Gegner ist die Mannschaft von TTC Ruhrstadt Herne

Ein wenig Wehmut schwingt am Sonnabend mit, wenn es zum vorerst letzten Mal ein Zweitligaheimspiel in Siek zu sehen geben wird. Gegner wird an diesem Tag die Mannschaft von TTC Ruhrstadt Herne mit Lauric Jean, Petko Gabrovski, Ara Karakulak und David McBeath sein, wobei der Einsatz von Hernes Nummer Eins fraglich ist. Das Hinspiel endete aus Sieker Sicht mit einer knappen 4:6 Niederlage und die Mannschaft möchte sich natürlich mit einem Heimsieg vom wie immer treuen Publikum verabschieden.

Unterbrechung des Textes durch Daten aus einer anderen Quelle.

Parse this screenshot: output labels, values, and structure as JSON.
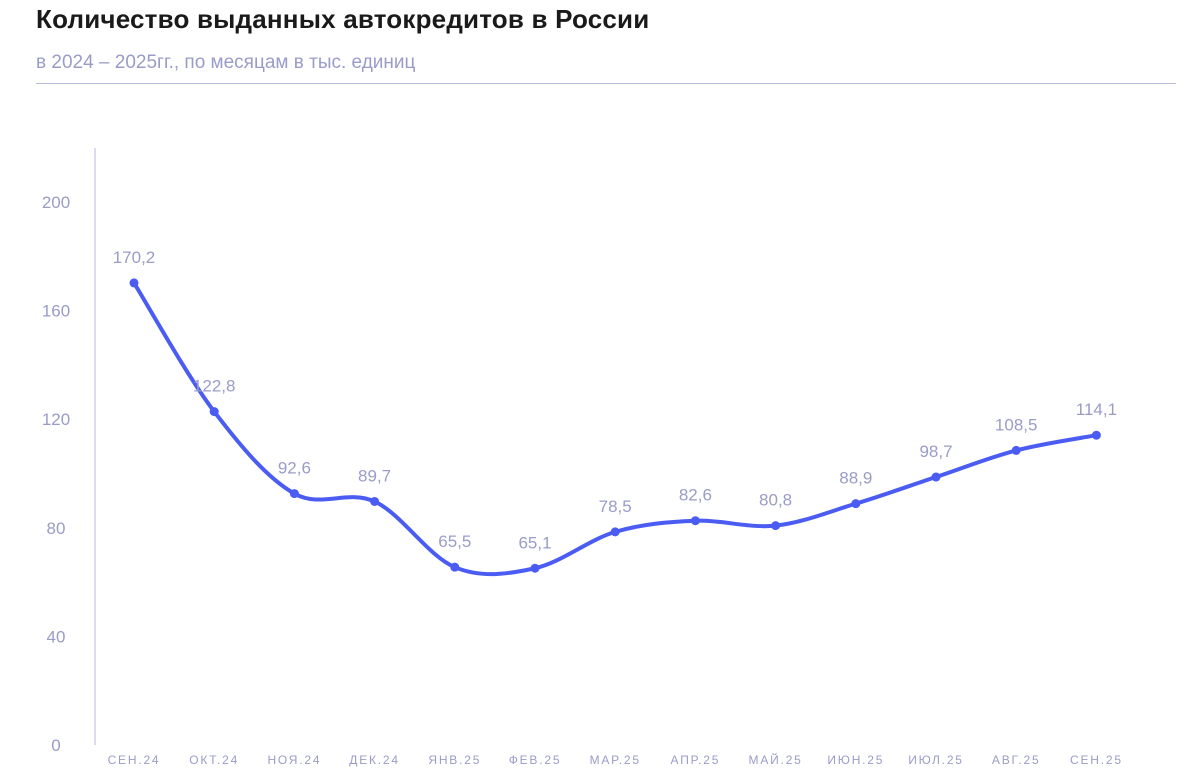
{
  "header": {
    "title": "Количество выданных автокредитов в России",
    "subtitle": "в 2024 – 2025гг., по месяцам в тыс. единиц"
  },
  "chart_data": {
    "type": "line",
    "title": "Количество выданных автокредитов в России",
    "subtitle": "в 2024 – 2025гг., по месяцам в тыс. единиц",
    "xlabel": "",
    "ylabel": "",
    "categories": [
      "СЕН.24",
      "ОКТ.24",
      "НОЯ.24",
      "ДЕК.24",
      "ЯНВ.25",
      "ФЕВ.25",
      "МАР.25",
      "АПР.25",
      "МАЙ.25",
      "ИЮН.25",
      "ИЮЛ.25",
      "АВГ.25",
      "СЕН.25"
    ],
    "values": [
      170.2,
      122.8,
      92.6,
      89.7,
      65.5,
      65.1,
      78.5,
      82.6,
      80.8,
      88.9,
      98.7,
      108.5,
      114.1
    ],
    "data_labels": [
      "170,2",
      "122,8",
      "92,6",
      "89,7",
      "65,5",
      "65,1",
      "78,5",
      "82,6",
      "80,8",
      "88,9",
      "98,7",
      "108,5",
      "114,1"
    ],
    "y_ticks": [
      0,
      40,
      80,
      120,
      160,
      200
    ],
    "ylim": [
      0,
      220
    ],
    "grid": false,
    "legend": "none",
    "smooth": true,
    "colors": {
      "line": "#4a5cf2",
      "labels": "#9a9cc8",
      "axis": "#b8badb"
    }
  }
}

Die Platzierung im Mittelfeld ist in dieser „Übergangssaison“ kein Beinbruch und für die „neue 3. Bundesliga Nord“ hat man ausschließlich Spieler vor Ort, die gemeinsam in Siek trainieren werden. Neben Spielertrainer Wang Yansheng und Daniel Cords konnte man ja, wie bereits berichtet, Hartmut Lohse vom Regionalligisten Hamburger SV sowie Rückkehrer Jan Hauberg (Ratzeburger SV) als Neuzugänge verpflichten und das Team geht dann mit vier „Local Playern“ aus dem nördlichsten Bundesland ins Rennen.